Freya Stark was born in 1893 in Paris to bohemian, impecunious and ill-matched parents. Her father was British, her mother Italian of Polish/German descent. She lived in Italy during much of her childhood and suffered an accident which left her with a disfiguring scar around her hairline. She was then educated at the University of London where she studied Persian and Arabic.
She found the next few years, including the war years, pretty miserable and, in 1927, she struck out on her own, catching a cargo ship for Beirut. She then fell in love with the Middle East and travelled widely throughout Syria, Iraq and Arabia, becoming increasingly well known as an explorer, writer and lecturer. As she said: “To awaken quite alone in a strange town is one of the pleasantest sensations in the world.”
She earned the respect of British diplomats in the area and they encouraged her to travel to Aden, in Yemen, at the outbreak of World War 2, where she began work for the Ministry of Information as an Assistant Information Officer. She subsequently worked in Cairo, Alexandria and Luxor, charged with fomenting pro-British sympathy across the area through the creation of a secret society The Brotherhood of Freedom.
She was a stylish woman, only five foot, one inch (1.46 metres) tall and a rather eccentric dresser, appearing in the London Season in 1938-9 with a lizard draped round her neck. And she loved the gaiety and glitter of wartime Cairo. She drove from Cairo committee to Cairo committee in a little blue car which was said to be one of the chief menaces to the general safety of Egypt.
She transferred to Baghdad in 1941 in order to nurture an Iraqi branch of the Brotherhood, and spent a month besieged in the Embassy during a coup d’état staged by pro-German Iraqi generals. She left in 1942 in order to undertake a lecture tour in the USA for the Ministry of Information. This was a difficult assignment given American sensitivities about the British Empire/Commonwealth and Jewish sensitivities about UK policy in Palestine.
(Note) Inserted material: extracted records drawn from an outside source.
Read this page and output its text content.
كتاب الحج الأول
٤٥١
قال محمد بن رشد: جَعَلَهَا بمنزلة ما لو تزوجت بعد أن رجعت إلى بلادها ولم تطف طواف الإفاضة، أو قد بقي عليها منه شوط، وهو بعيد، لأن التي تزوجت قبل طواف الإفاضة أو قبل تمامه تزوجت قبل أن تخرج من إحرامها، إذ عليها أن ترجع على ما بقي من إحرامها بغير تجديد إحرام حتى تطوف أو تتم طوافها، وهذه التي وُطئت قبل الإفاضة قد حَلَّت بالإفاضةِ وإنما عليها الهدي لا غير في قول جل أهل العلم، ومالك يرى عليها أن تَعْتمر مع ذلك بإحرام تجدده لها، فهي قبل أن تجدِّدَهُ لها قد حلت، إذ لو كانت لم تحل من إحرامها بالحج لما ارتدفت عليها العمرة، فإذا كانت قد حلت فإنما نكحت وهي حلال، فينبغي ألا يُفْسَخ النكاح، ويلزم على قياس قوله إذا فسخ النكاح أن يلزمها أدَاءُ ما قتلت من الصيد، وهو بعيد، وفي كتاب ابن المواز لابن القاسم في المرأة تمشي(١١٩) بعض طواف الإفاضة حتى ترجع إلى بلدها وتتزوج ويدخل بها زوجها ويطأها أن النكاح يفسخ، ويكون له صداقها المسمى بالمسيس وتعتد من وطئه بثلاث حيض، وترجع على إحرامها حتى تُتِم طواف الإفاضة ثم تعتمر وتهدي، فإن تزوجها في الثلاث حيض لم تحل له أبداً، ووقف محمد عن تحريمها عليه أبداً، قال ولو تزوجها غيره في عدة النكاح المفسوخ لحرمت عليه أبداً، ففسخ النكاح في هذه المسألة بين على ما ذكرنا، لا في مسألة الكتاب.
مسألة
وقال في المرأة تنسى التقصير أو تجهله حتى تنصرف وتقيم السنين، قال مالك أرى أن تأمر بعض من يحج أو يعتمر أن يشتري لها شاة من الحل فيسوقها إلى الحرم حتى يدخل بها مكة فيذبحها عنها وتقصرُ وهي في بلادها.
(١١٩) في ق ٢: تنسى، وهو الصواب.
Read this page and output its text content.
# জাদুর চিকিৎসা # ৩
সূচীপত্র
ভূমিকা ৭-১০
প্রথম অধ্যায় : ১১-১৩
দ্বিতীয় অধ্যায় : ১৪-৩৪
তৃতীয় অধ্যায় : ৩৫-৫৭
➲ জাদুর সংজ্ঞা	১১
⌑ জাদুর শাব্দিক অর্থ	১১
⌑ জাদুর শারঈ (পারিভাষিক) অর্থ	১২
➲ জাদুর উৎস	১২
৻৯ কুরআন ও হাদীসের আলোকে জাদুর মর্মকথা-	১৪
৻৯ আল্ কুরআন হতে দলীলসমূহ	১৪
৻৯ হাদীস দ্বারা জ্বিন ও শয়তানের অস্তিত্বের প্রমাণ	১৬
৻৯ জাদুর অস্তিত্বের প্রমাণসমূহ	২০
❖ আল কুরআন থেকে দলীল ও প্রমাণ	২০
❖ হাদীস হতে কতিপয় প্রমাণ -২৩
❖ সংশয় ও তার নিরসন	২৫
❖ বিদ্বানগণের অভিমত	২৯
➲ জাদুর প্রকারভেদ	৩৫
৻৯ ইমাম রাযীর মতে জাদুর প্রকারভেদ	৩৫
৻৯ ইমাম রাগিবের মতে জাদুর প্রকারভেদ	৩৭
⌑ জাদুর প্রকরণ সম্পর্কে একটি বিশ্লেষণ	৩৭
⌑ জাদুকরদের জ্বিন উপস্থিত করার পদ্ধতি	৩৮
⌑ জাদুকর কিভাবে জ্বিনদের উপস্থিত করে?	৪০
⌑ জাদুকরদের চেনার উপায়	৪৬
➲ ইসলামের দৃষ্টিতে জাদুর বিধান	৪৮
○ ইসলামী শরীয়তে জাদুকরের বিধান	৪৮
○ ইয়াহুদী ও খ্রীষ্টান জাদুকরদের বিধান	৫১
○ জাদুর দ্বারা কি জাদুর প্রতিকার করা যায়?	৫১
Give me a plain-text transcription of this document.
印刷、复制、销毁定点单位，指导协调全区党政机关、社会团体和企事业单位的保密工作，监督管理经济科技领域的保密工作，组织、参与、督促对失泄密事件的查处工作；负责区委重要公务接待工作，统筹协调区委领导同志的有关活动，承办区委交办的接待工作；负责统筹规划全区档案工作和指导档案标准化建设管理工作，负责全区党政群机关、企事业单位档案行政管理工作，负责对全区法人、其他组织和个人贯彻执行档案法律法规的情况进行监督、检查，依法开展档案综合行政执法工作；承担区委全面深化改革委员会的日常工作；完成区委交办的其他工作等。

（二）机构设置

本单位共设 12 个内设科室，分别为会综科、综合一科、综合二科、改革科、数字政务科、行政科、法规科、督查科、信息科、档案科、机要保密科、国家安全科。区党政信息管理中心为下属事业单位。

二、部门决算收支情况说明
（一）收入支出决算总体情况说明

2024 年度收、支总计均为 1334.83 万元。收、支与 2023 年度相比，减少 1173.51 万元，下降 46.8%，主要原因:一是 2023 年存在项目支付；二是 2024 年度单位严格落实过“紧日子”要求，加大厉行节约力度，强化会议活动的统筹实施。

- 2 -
And she didn’t like what she saw as America’s soulless and materialistic culture, which she compared unfavourably with the spiritualism and rich variety of her beloved Middle East.
She had quite an ego and revelled in her unusual status. And she was shrewd: “The great and almost only comfort about being a woman is that one can always pretend to be more stupid than one is and no one is surprised.” But she was very insecure, partly because of (as she saw it) her appearance (her scar and – now in her late 40s - increasing weight), her intellect, her social status and her financial means. She was also infuriated by the inevitable comparisons with Gertrude Bell who had died the year before she had first set sail for the Middle East.
But she fell out of favour in 1943 when, after a couple of weeks in Delhi, she persuaded the High Commission to allow her to export a car, and drive it to Baghdad, on the understanding that it would then be sold at cost price to the Embassy car pool there. Instead, she sold it in Baghdad for £5,000 – a huge amount of money and five times what she had paid for it. That put paid to her diplomatic career and she reverted to writing and travelling.
She married late in life – at the age of 54 – but her husband was a closet homosexual and they separated after 5 years.
She was made a Dame in 1972 and died in 1993 aged 100.
There is a good deal of further interesting information about Freya Stark in Helen McCarthy’s excellent Women of the World – The Rise of the Female Diplomat as well as in Passionate Nomad: The Life of Freya Stark by Jane Fletcher Geniesse.